When the service is finished and Isabel rises I don’t get up with her, but lower my head as if in prayer. She glances over at me impatiently, and then leaves me alone. Her ladies follow
her from the chapel and I hear the door close behind them. The priest arranges his things on the altar behind the screen, his back to me, as I kneel devoutly, my hands together and my eyes closed,
so I don’t see Richard as he slips into the pew and kneels beside me. Tantalisingly, I let myself sense him before I open my eyes to see him – the light scent of soap from his skin and
the clean smell of new leather of his boots, the little noise as he kneels, the smell of lavender as he crushes a flower head beneath his knee, and then the warmth of his hand over my clasped
fingers.

I open my eyes slowly, as if I am waking, and he is smiling at me. ‘What are you praying for?’

This moment, I think. You. Rescue. ‘Nothing, really.’

‘Then I will tell you that you should pray for your freedom and for the freedom of your mother. Shall I ask Edward for you?’

‘Would you ask for my mother to be freed?’

‘I could do. Would you want me to?’

‘Of course. But do you think she could go to Warwick Castle? What is there for her here? Or could she go to one of our other houses? Do you think she would still stay at Beaulieu even if
she were free to leave?’

‘If she were to decide to stay in the abbey, in honourable retirement, then she might keep her fortune and you would still have nothing, and still have to live with your sister,’ he
says quietly. ‘If Edward will forgive her and set her free then she will be a lady of great wealth, but never welcome at court: a wealthy recluse. You will have to live with her, and you will
have nothing of your own until her death.’

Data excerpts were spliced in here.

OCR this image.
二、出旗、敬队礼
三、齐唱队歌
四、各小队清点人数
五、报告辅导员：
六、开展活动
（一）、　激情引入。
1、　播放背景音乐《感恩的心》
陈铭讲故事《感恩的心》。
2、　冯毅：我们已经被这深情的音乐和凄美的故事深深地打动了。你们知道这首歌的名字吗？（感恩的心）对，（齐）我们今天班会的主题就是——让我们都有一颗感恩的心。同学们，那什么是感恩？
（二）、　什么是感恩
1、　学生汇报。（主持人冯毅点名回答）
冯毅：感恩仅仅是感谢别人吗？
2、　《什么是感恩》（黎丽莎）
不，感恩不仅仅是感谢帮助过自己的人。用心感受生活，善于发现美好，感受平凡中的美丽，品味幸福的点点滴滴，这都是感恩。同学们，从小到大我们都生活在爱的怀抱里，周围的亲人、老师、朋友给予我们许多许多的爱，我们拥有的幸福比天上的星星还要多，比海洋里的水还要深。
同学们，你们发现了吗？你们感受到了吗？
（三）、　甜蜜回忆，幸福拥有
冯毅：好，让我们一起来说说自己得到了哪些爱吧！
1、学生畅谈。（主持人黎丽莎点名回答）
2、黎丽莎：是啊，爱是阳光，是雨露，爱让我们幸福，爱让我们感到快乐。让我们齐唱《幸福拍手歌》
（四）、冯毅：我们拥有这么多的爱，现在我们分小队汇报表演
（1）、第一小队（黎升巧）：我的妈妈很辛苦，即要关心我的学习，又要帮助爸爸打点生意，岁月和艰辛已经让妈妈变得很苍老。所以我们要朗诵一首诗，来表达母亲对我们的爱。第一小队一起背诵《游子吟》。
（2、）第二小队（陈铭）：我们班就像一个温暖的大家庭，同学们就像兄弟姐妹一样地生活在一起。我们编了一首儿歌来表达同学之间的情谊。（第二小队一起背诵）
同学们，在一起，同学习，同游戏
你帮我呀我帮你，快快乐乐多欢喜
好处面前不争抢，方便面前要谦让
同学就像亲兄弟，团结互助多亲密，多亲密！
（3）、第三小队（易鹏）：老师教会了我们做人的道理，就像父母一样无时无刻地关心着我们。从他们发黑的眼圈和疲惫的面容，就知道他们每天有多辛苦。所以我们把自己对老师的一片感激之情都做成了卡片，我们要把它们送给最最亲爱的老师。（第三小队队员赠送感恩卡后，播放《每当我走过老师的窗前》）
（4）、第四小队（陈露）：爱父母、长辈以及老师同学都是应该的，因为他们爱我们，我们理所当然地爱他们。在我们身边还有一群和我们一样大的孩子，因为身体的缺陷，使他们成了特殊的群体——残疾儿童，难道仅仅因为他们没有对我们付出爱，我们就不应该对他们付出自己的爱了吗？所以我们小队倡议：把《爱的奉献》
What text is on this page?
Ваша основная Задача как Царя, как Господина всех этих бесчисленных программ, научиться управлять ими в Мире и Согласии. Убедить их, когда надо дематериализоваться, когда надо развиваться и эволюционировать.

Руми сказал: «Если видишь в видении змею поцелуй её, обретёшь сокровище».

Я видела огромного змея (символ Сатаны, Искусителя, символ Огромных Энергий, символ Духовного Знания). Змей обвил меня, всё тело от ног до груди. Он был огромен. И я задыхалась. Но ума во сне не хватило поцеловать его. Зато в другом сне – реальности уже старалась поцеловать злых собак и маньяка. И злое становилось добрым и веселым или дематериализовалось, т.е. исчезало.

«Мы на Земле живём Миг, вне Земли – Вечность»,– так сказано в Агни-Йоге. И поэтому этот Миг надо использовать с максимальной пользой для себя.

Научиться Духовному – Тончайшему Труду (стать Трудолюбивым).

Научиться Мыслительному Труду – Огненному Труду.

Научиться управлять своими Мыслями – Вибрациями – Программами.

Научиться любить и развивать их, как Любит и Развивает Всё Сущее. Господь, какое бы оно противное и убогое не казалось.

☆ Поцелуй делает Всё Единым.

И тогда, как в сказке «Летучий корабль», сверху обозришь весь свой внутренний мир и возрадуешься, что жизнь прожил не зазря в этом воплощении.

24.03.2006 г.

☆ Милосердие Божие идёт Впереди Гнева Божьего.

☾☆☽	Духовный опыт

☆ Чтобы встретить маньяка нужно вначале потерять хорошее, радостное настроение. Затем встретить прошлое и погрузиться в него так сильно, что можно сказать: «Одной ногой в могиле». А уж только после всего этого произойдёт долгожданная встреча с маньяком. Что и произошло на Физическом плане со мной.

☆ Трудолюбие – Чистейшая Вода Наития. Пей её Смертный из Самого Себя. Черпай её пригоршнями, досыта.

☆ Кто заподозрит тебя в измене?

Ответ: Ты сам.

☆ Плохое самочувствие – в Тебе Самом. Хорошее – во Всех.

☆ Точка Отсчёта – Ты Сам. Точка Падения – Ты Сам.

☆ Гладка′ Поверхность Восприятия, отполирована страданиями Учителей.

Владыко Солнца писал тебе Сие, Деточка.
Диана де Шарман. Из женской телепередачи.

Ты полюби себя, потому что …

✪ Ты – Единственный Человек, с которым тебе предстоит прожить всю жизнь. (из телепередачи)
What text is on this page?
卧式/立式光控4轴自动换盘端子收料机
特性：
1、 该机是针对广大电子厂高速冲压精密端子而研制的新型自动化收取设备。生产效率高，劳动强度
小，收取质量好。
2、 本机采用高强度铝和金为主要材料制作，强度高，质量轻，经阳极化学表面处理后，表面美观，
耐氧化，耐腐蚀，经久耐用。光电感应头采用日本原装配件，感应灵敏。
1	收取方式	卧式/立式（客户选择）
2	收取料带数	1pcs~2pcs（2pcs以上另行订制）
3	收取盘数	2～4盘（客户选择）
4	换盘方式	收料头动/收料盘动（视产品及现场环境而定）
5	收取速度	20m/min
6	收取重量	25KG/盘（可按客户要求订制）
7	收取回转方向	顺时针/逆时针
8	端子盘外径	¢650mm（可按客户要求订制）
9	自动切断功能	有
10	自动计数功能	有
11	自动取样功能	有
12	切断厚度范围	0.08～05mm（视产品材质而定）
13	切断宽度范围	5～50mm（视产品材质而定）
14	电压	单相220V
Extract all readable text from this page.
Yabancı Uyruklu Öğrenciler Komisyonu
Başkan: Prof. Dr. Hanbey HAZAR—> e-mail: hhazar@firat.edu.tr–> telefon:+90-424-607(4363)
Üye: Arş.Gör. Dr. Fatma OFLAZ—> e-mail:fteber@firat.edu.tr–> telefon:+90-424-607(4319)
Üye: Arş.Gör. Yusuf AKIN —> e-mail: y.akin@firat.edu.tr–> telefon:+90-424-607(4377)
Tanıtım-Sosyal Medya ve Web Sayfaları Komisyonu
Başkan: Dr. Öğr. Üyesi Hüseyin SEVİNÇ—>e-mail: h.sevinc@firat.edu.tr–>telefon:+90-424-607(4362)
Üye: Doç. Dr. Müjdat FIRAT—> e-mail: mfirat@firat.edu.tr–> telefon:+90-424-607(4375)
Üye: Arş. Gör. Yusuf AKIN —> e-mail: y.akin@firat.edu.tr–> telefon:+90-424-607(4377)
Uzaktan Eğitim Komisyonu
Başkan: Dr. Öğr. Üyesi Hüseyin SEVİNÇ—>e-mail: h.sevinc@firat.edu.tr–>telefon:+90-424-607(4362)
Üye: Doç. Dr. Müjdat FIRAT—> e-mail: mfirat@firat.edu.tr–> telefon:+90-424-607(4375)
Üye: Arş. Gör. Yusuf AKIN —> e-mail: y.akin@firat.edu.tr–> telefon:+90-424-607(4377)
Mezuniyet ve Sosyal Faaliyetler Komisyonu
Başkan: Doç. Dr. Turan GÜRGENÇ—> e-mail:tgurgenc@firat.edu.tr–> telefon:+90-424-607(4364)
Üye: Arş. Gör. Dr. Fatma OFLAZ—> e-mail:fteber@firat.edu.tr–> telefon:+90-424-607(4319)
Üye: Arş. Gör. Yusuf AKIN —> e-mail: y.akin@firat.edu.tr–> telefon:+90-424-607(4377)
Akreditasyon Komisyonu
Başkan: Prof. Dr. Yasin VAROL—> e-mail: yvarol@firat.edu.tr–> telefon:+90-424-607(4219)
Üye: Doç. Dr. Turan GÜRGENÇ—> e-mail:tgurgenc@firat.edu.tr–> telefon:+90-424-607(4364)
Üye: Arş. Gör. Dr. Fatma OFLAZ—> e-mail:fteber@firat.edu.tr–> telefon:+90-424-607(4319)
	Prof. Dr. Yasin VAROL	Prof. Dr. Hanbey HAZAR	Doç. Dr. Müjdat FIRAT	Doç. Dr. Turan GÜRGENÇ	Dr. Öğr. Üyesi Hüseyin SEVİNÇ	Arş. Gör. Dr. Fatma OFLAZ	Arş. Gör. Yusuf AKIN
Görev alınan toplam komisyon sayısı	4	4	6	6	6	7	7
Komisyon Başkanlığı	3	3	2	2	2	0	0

The priest cleans the cup and puts it carefully in a case, turns the pages of the Bible and puts a silk marker on the page, then bows reverently to the cross and goes out of the door.

‘Iz will be furious with me if she doesn’t get my mother’s fortune.’

‘And how would you manage if you had nothing?’ he asks.

‘I could live with my mother.’

‘Would you really want to live in seclusion? And you would have no dowry. Only what she chooses to give you. If you wanted to marry in the future.’ He pauses, as if the idea has just
occurred to him. ‘Do you want to marry?’

Limpidly I look at him. ‘I see no-one,’ I say. ‘They don’t allow me to be in company. I am a widow, in my first year of mourning. Who would I marry, since I meet
no-one?’

His eyes are on my mouth. ‘You’re meeting me.’

I see his smile. ‘I am,’ I whisper. ‘But it is not as if we are courting or thinking of marriage.’

The door at the back of the chapel opens and someone comes in to pray.

‘Perhaps you need both your share of the fortune and your freedom,’ Richard says very quietly in my ear. ‘Perhaps your mother may stay where she is and her fortune be given
equally to you and your sister. Then you could be free to live your own life, and make your own choice.’

‘I couldn’t live alone,’ I object. ‘I wouldn’t be allowed. I’m only fifteen.’

Again he smiles at me and moves a little so that his shoulder is against mine. I want to lean on him, I want his arm around me.

‘If you had your fortune you could marry any man of your choice,’ he says softly. ‘You would bring your husband an enormous estate and great wealth. Any man in England would be
glad to marry you. Most of them would be desperate to marry you.’ He pauses to let me think about that.